Argentine President-Elect Plans Overhaul of Economy Ministry

  • Mauricio Macri plans to create six-member economic cabinet
  • Macri aims to diversify power wielded by economy minister

Argentina: New President Faces Old Economic Issues

Argentine president-elect Mauricio Macri said he plans to overhaul the way the government manages the economy, creating a six-member economic cabinet as he looks to undo years of currency controls and trade protectionism.

As Argentina steps back from the perpetual interventions in the economy of the Cristina Fernandez de Kirchner administration, the new government will clip the wings of the economy minister, Macri said at a press conference Monday. He was speaking the day after winning 51.4 percent of the vote in the runoff presidential election.
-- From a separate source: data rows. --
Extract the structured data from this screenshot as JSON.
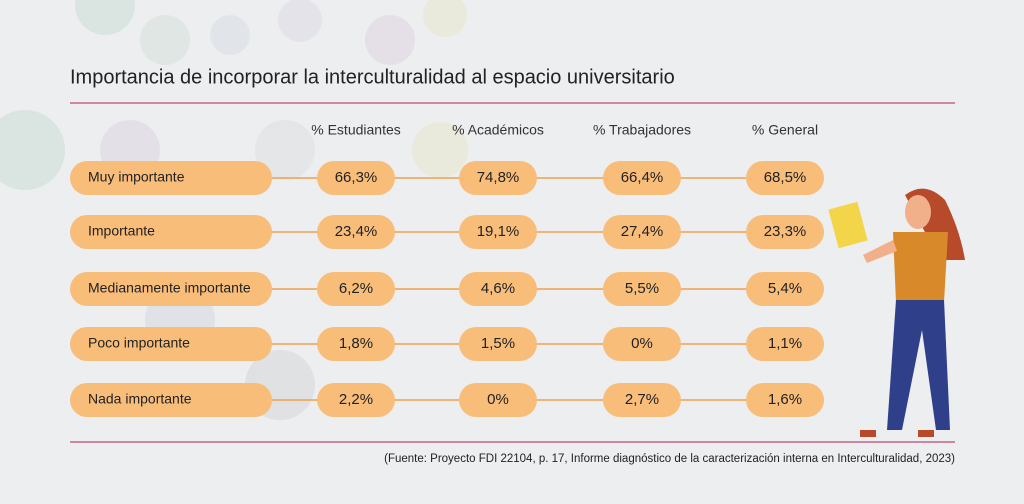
{
  "title": "Importancia de incorporar la interculturalidad al espacio universitario",
  "table": {
    "columns": [
      "% Estudiantes",
      "% Académicos",
      "% Trabajadores",
      "% General"
    ],
    "rows": [
      {
        "label": "Muy importante",
        "cells": [
          "66,3%",
          "74,8%",
          "66,4%",
          "68,5%"
        ]
      },
      {
        "label": "Importante",
        "cells": [
          "23,4%",
          "19,1%",
          "27,4%",
          "23,3%"
        ]
      },
      {
        "label": "Medianamente importante",
        "cells": [
          "6,2%",
          "4,6%",
          "5,5%",
          "5,4%"
        ]
      },
      {
        "label": "Poco importante",
        "cells": [
          "1,8%",
          "1,5%",
          "0%",
          "1,1%"
        ]
      },
      {
        "label": "Nada importante",
        "cells": [
          "2,2%",
          "0%",
          "2,7%",
          "1,6%"
        ]
      }
    ]
  },
  "source": "(Fuente: Proyecto FDI 22104, p. 17, Informe diagnóstico de la caracterización interna en Interculturalidad, 2023)"
}
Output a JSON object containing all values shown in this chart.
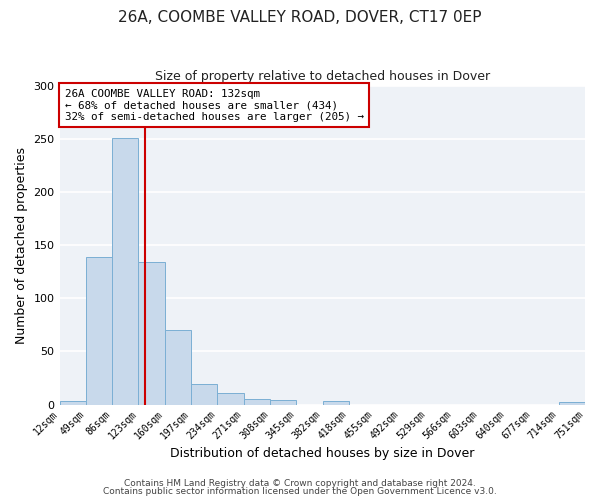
{
  "title": "26A, COOMBE VALLEY ROAD, DOVER, CT17 0EP",
  "subtitle": "Size of property relative to detached houses in Dover",
  "xlabel": "Distribution of detached houses by size in Dover",
  "ylabel": "Number of detached properties",
  "bin_edges": [
    12,
    49,
    86,
    123,
    160,
    197,
    234,
    271,
    308,
    345,
    382,
    418,
    455,
    492,
    529,
    566,
    603,
    640,
    677,
    714,
    751
  ],
  "bin_labels": [
    "12sqm",
    "49sqm",
    "86sqm",
    "123sqm",
    "160sqm",
    "197sqm",
    "234sqm",
    "271sqm",
    "308sqm",
    "345sqm",
    "382sqm",
    "418sqm",
    "455sqm",
    "492sqm",
    "529sqm",
    "566sqm",
    "603sqm",
    "640sqm",
    "677sqm",
    "714sqm",
    "751sqm"
  ],
  "counts": [
    3,
    139,
    251,
    134,
    70,
    19,
    11,
    5,
    4,
    0,
    3,
    0,
    0,
    0,
    0,
    0,
    0,
    0,
    0,
    2
  ],
  "bar_color": "#c8d9eb",
  "bar_edge_color": "#7bafd4",
  "vline_x": 132,
  "vline_color": "#cc0000",
  "annotation_text": "26A COOMBE VALLEY ROAD: 132sqm\n← 68% of detached houses are smaller (434)\n32% of semi-detached houses are larger (205) →",
  "annotation_box_color": "#ffffff",
  "annotation_box_edge_color": "#cc0000",
  "footer_line1": "Contains HM Land Registry data © Crown copyright and database right 2024.",
  "footer_line2": "Contains public sector information licensed under the Open Government Licence v3.0.",
  "ylim": [
    0,
    300
  ],
  "yticks": [
    0,
    50,
    100,
    150,
    200,
    250,
    300
  ],
  "background_color": "#ffffff",
  "plot_bg_color": "#eef2f7",
  "grid_color": "#ffffff",
  "title_fontsize": 11,
  "subtitle_fontsize": 9
}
Macri plans to create new ministries for finance and energy that will work in tandem with already-existing labor, production, transport and agriculture ministries, he said. The plan is to reduce the kind of power wielded by current Economy Minister Axel Kicillof or Domingo Cavallo during the 1990s, he said last week. Kicillof and Fernandez have named nine of the ten directors on the central bank’s board in the past year, including bank president Alejandro Vanoli.
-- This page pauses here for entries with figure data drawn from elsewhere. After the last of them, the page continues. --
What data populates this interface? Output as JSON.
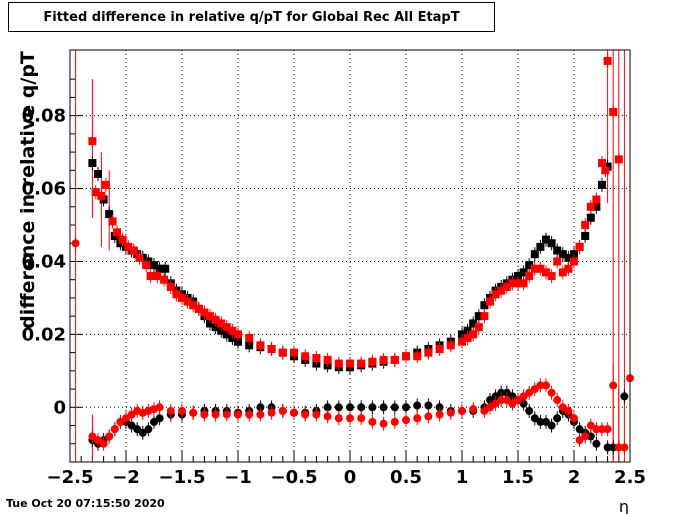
{
  "title": "Fitted difference in relative q/pT  for Global Rec All EtapT",
  "timestamp": "Tue Oct 20 07:15:50 2020",
  "colors": {
    "black_series": "#000000",
    "red_series": "#ff0000",
    "grid": "#000000"
  },
  "chart_data": {
    "type": "scatter",
    "title": "Fitted difference in relative q/pT  for Global Rec All EtapT",
    "xlabel": "η",
    "ylabel": "difference in relative q/pT",
    "xlim": [
      -2.5,
      2.5
    ],
    "ylim": [
      -0.015,
      0.098
    ],
    "xticks": [
      -2.5,
      -2,
      -1.5,
      -1,
      -0.5,
      0,
      0.5,
      1,
      1.5,
      2,
      2.5
    ],
    "xtick_labels": [
      "−2.5",
      "−2",
      "−1.5",
      "−1",
      "−0.5",
      "0",
      "0.5",
      "1",
      "1.5",
      "2",
      "2.5"
    ],
    "yticks": [
      0,
      0.02,
      0.04,
      0.06,
      0.08
    ],
    "ytick_labels": [
      "0",
      "0.02",
      "0.04",
      "0.06",
      "0.08"
    ],
    "grid": true,
    "series": [
      {
        "marker": "square",
        "color": "#000000",
        "points": [
          [
            -2.3,
            0.067
          ],
          [
            -2.25,
            0.064
          ],
          [
            -2.2,
            0.057
          ],
          [
            -2.15,
            0.053
          ],
          [
            -2.1,
            0.047
          ],
          [
            -2.05,
            0.045
          ],
          [
            -2.0,
            0.044
          ],
          [
            -1.95,
            0.043
          ],
          [
            -1.9,
            0.042
          ],
          [
            -1.85,
            0.041
          ],
          [
            -1.8,
            0.04
          ],
          [
            -1.75,
            0.039
          ],
          [
            -1.7,
            0.038
          ],
          [
            -1.65,
            0.038
          ],
          [
            -1.6,
            0.034
          ],
          [
            -1.55,
            0.032
          ],
          [
            -1.5,
            0.031
          ],
          [
            -1.45,
            0.03
          ],
          [
            -1.4,
            0.029
          ],
          [
            -1.35,
            0.027
          ],
          [
            -1.3,
            0.025
          ],
          [
            -1.25,
            0.023
          ],
          [
            -1.2,
            0.022
          ],
          [
            -1.15,
            0.021
          ],
          [
            -1.1,
            0.02
          ],
          [
            -1.05,
            0.019
          ],
          [
            -1.0,
            0.018
          ],
          [
            -0.9,
            0.017
          ],
          [
            -0.8,
            0.0165
          ],
          [
            -0.7,
            0.016
          ],
          [
            -0.6,
            0.015
          ],
          [
            -0.5,
            0.014
          ],
          [
            -0.4,
            0.013
          ],
          [
            -0.3,
            0.012
          ],
          [
            -0.2,
            0.0115
          ],
          [
            -0.1,
            0.011
          ],
          [
            0.0,
            0.011
          ],
          [
            0.1,
            0.0115
          ],
          [
            0.2,
            0.012
          ],
          [
            0.3,
            0.0125
          ],
          [
            0.4,
            0.013
          ],
          [
            0.5,
            0.014
          ],
          [
            0.6,
            0.015
          ],
          [
            0.7,
            0.016
          ],
          [
            0.8,
            0.017
          ],
          [
            0.9,
            0.018
          ],
          [
            1.0,
            0.02
          ],
          [
            1.05,
            0.021
          ],
          [
            1.1,
            0.023
          ],
          [
            1.15,
            0.025
          ],
          [
            1.2,
            0.028
          ],
          [
            1.25,
            0.03
          ],
          [
            1.3,
            0.032
          ],
          [
            1.35,
            0.033
          ],
          [
            1.4,
            0.034
          ],
          [
            1.45,
            0.035
          ],
          [
            1.5,
            0.036
          ],
          [
            1.55,
            0.037
          ],
          [
            1.6,
            0.039
          ],
          [
            1.65,
            0.042
          ],
          [
            1.7,
            0.044
          ],
          [
            1.75,
            0.046
          ],
          [
            1.8,
            0.045
          ],
          [
            1.85,
            0.043
          ],
          [
            1.9,
            0.042
          ],
          [
            1.95,
            0.041
          ],
          [
            2.0,
            0.042
          ],
          [
            2.05,
            0.044
          ],
          [
            2.1,
            0.047
          ],
          [
            2.15,
            0.052
          ],
          [
            2.2,
            0.055
          ],
          [
            2.25,
            0.061
          ],
          [
            2.3,
            0.066
          ]
        ]
      },
      {
        "marker": "square",
        "color": "#ff0000",
        "points": [
          [
            -2.3,
            0.073
          ],
          [
            -2.27,
            0.059
          ],
          [
            -2.22,
            0.058
          ],
          [
            -2.18,
            0.061
          ],
          [
            -2.12,
            0.051
          ],
          [
            -2.08,
            0.048
          ],
          [
            -2.03,
            0.046
          ],
          [
            -1.98,
            0.044
          ],
          [
            -1.93,
            0.043
          ],
          [
            -1.88,
            0.041
          ],
          [
            -1.82,
            0.039
          ],
          [
            -1.78,
            0.036
          ],
          [
            -1.72,
            0.036
          ],
          [
            -1.66,
            0.035
          ],
          [
            -1.6,
            0.033
          ],
          [
            -1.55,
            0.031
          ],
          [
            -1.5,
            0.03
          ],
          [
            -1.45,
            0.029
          ],
          [
            -1.4,
            0.028
          ],
          [
            -1.35,
            0.027
          ],
          [
            -1.3,
            0.026
          ],
          [
            -1.25,
            0.025
          ],
          [
            -1.2,
            0.024
          ],
          [
            -1.15,
            0.023
          ],
          [
            -1.1,
            0.022
          ],
          [
            -1.05,
            0.021
          ],
          [
            -1.0,
            0.02
          ],
          [
            -0.9,
            0.019
          ],
          [
            -0.8,
            0.017
          ],
          [
            -0.7,
            0.016
          ],
          [
            -0.6,
            0.015
          ],
          [
            -0.5,
            0.015
          ],
          [
            -0.4,
            0.014
          ],
          [
            -0.3,
            0.0135
          ],
          [
            -0.2,
            0.013
          ],
          [
            -0.1,
            0.012
          ],
          [
            0.0,
            0.012
          ],
          [
            0.1,
            0.012
          ],
          [
            0.2,
            0.0125
          ],
          [
            0.3,
            0.013
          ],
          [
            0.4,
            0.013
          ],
          [
            0.5,
            0.014
          ],
          [
            0.6,
            0.014
          ],
          [
            0.7,
            0.015
          ],
          [
            0.8,
            0.016
          ],
          [
            0.9,
            0.017
          ],
          [
            1.0,
            0.018
          ],
          [
            1.05,
            0.019
          ],
          [
            1.1,
            0.02
          ],
          [
            1.15,
            0.022
          ],
          [
            1.2,
            0.025
          ],
          [
            1.25,
            0.029
          ],
          [
            1.3,
            0.031
          ],
          [
            1.35,
            0.032
          ],
          [
            1.4,
            0.033
          ],
          [
            1.45,
            0.034
          ],
          [
            1.5,
            0.034
          ],
          [
            1.55,
            0.034
          ],
          [
            1.6,
            0.036
          ],
          [
            1.65,
            0.038
          ],
          [
            1.7,
            0.038
          ],
          [
            1.75,
            0.037
          ],
          [
            1.8,
            0.036
          ],
          [
            1.85,
            0.04
          ],
          [
            1.9,
            0.037
          ],
          [
            1.95,
            0.038
          ],
          [
            2.0,
            0.04
          ],
          [
            2.05,
            0.044
          ],
          [
            2.1,
            0.05
          ],
          [
            2.15,
            0.055
          ],
          [
            2.2,
            0.057
          ],
          [
            2.25,
            0.067
          ],
          [
            2.28,
            0.065
          ],
          [
            2.3,
            0.095
          ],
          [
            2.35,
            0.081
          ],
          [
            2.4,
            0.068
          ]
        ]
      },
      {
        "marker": "circle",
        "color": "#000000",
        "points": [
          [
            -2.3,
            -0.009
          ],
          [
            -2.25,
            -0.01
          ],
          [
            -2.2,
            -0.009
          ],
          [
            -2.15,
            -0.008
          ],
          [
            -2.1,
            -0.006
          ],
          [
            -2.05,
            -0.004
          ],
          [
            -2.0,
            -0.004
          ],
          [
            -1.95,
            -0.005
          ],
          [
            -1.9,
            -0.006
          ],
          [
            -1.85,
            -0.007
          ],
          [
            -1.8,
            -0.006
          ],
          [
            -1.75,
            -0.004
          ],
          [
            -1.7,
            -0.003
          ],
          [
            -1.6,
            -0.002
          ],
          [
            -1.5,
            -0.002
          ],
          [
            -1.4,
            -0.0015
          ],
          [
            -1.3,
            -0.001
          ],
          [
            -1.2,
            -0.001
          ],
          [
            -1.1,
            -0.001
          ],
          [
            -1.0,
            -0.0015
          ],
          [
            -0.9,
            -0.001
          ],
          [
            -0.8,
            0.0
          ],
          [
            -0.7,
            0.0
          ],
          [
            -0.6,
            -0.001
          ],
          [
            -0.5,
            -0.0015
          ],
          [
            -0.4,
            -0.0015
          ],
          [
            -0.3,
            -0.001
          ],
          [
            -0.2,
            0.0
          ],
          [
            -0.1,
            0.0
          ],
          [
            0.0,
            0.0
          ],
          [
            0.1,
            0.0
          ],
          [
            0.2,
            0.0
          ],
          [
            0.3,
            0.0
          ],
          [
            0.4,
            0.0
          ],
          [
            0.5,
            0.0
          ],
          [
            0.6,
            0.0005
          ],
          [
            0.7,
            0.0005
          ],
          [
            0.8,
            0.0
          ],
          [
            0.9,
            -0.001
          ],
          [
            1.0,
            -0.001
          ],
          [
            1.1,
            -0.001
          ],
          [
            1.2,
            0.0
          ],
          [
            1.25,
            0.002
          ],
          [
            1.3,
            0.003
          ],
          [
            1.35,
            0.004
          ],
          [
            1.4,
            0.004
          ],
          [
            1.45,
            0.003
          ],
          [
            1.5,
            0.002
          ],
          [
            1.55,
            0.001
          ],
          [
            1.6,
            -0.001
          ],
          [
            1.65,
            -0.003
          ],
          [
            1.7,
            -0.004
          ],
          [
            1.75,
            -0.004
          ],
          [
            1.8,
            -0.005
          ],
          [
            1.85,
            -0.003
          ],
          [
            1.9,
            -0.001
          ],
          [
            1.95,
            -0.002
          ],
          [
            2.0,
            -0.004
          ],
          [
            2.05,
            -0.006
          ],
          [
            2.1,
            -0.007
          ],
          [
            2.15,
            -0.008
          ],
          [
            2.2,
            -0.01
          ],
          [
            2.3,
            -0.011
          ],
          [
            2.35,
            -0.011
          ],
          [
            2.45,
            0.003
          ]
        ]
      },
      {
        "marker": "circle",
        "color": "#ff0000",
        "points": [
          [
            -2.45,
            0.045
          ],
          [
            -2.3,
            -0.008
          ],
          [
            -2.25,
            -0.009
          ],
          [
            -2.2,
            -0.01
          ],
          [
            -2.15,
            -0.008
          ],
          [
            -2.1,
            -0.006
          ],
          [
            -2.05,
            -0.004
          ],
          [
            -2.0,
            -0.003
          ],
          [
            -1.95,
            -0.002
          ],
          [
            -1.9,
            -0.001
          ],
          [
            -1.85,
            -0.0015
          ],
          [
            -1.8,
            -0.001
          ],
          [
            -1.75,
            -0.0005
          ],
          [
            -1.7,
            0.0
          ],
          [
            -1.6,
            -0.001
          ],
          [
            -1.5,
            -0.001
          ],
          [
            -1.4,
            -0.0015
          ],
          [
            -1.3,
            -0.002
          ],
          [
            -1.2,
            -0.002
          ],
          [
            -1.1,
            -0.002
          ],
          [
            -1.0,
            -0.002
          ],
          [
            -0.9,
            -0.002
          ],
          [
            -0.8,
            -0.002
          ],
          [
            -0.7,
            -0.0015
          ],
          [
            -0.6,
            -0.001
          ],
          [
            -0.5,
            -0.0015
          ],
          [
            -0.4,
            -0.002
          ],
          [
            -0.3,
            -0.002
          ],
          [
            -0.2,
            -0.0025
          ],
          [
            -0.1,
            -0.003
          ],
          [
            0.0,
            -0.003
          ],
          [
            0.1,
            -0.003
          ],
          [
            0.2,
            -0.004
          ],
          [
            0.3,
            -0.0045
          ],
          [
            0.4,
            -0.004
          ],
          [
            0.5,
            -0.0035
          ],
          [
            0.6,
            -0.003
          ],
          [
            0.7,
            -0.0025
          ],
          [
            0.8,
            -0.002
          ],
          [
            0.9,
            -0.0015
          ],
          [
            1.0,
            -0.001
          ],
          [
            1.1,
            -0.0005
          ],
          [
            1.2,
            -0.001
          ],
          [
            1.25,
            0.0
          ],
          [
            1.3,
            0.001
          ],
          [
            1.35,
            0.002
          ],
          [
            1.4,
            0.002
          ],
          [
            1.45,
            0.001
          ],
          [
            1.5,
            0.002
          ],
          [
            1.55,
            0.003
          ],
          [
            1.6,
            0.004
          ],
          [
            1.65,
            0.005
          ],
          [
            1.7,
            0.006
          ],
          [
            1.75,
            0.006
          ],
          [
            1.8,
            0.004
          ],
          [
            1.85,
            0.002
          ],
          [
            1.9,
            0.0
          ],
          [
            1.95,
            -0.001
          ],
          [
            2.0,
            -0.003
          ],
          [
            2.05,
            -0.009
          ],
          [
            2.1,
            -0.008
          ],
          [
            2.15,
            -0.005
          ],
          [
            2.2,
            -0.006
          ],
          [
            2.25,
            -0.006
          ],
          [
            2.3,
            -0.006
          ],
          [
            2.35,
            0.006
          ],
          [
            2.4,
            -0.011
          ],
          [
            2.45,
            -0.011
          ],
          [
            2.5,
            0.008
          ]
        ]
      }
    ],
    "error_bars": [
      [
        -2.45,
        -0.015,
        0.098
      ],
      [
        -2.3,
        0.052,
        0.09
      ],
      [
        -2.22,
        0.044,
        0.07
      ],
      [
        -2.15,
        0.043,
        0.065
      ],
      [
        2.3,
        0.056,
        0.098
      ],
      [
        2.35,
        -0.015,
        0.098
      ],
      [
        2.4,
        -0.015,
        0.098
      ],
      [
        2.45,
        -0.015,
        0.098
      ],
      [
        -2.3,
        -0.015,
        -0.002
      ],
      [
        2.35,
        -0.015,
        0.012
      ],
      [
        2.4,
        -0.015,
        0.005
      ]
    ]
  }
}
“There won’t be an Economy Ministry but rather a Finance Ministry and six members of an economic cabinet so that they can study and look at the state of the national accounts,” Macri said.

The 56-year-old mayor of Buenos Aires has pledged to eliminate currency controls from day one after he assumes power on Dec. 10, as well as reduce export tariffs on Argentina’s grains to unleash an estimated $8 billion of hoarded wheat, corn and soybeans.

The gap between Argentina’s exchange rates widened on Monday after the peso weakened 0.1 percent to 9.67 pesos per dollar in the official market and 0.4 percent on the black market to 15.13 pesos per dollar.

“It seems like an interesting measure to avoid doing things in such an individualistic way,” said Mario Rappoport, managing partner at Torino Capital LLC in New York. “It means things will be a bit more open. You’re going to have more opinions with more understanding of what people need.”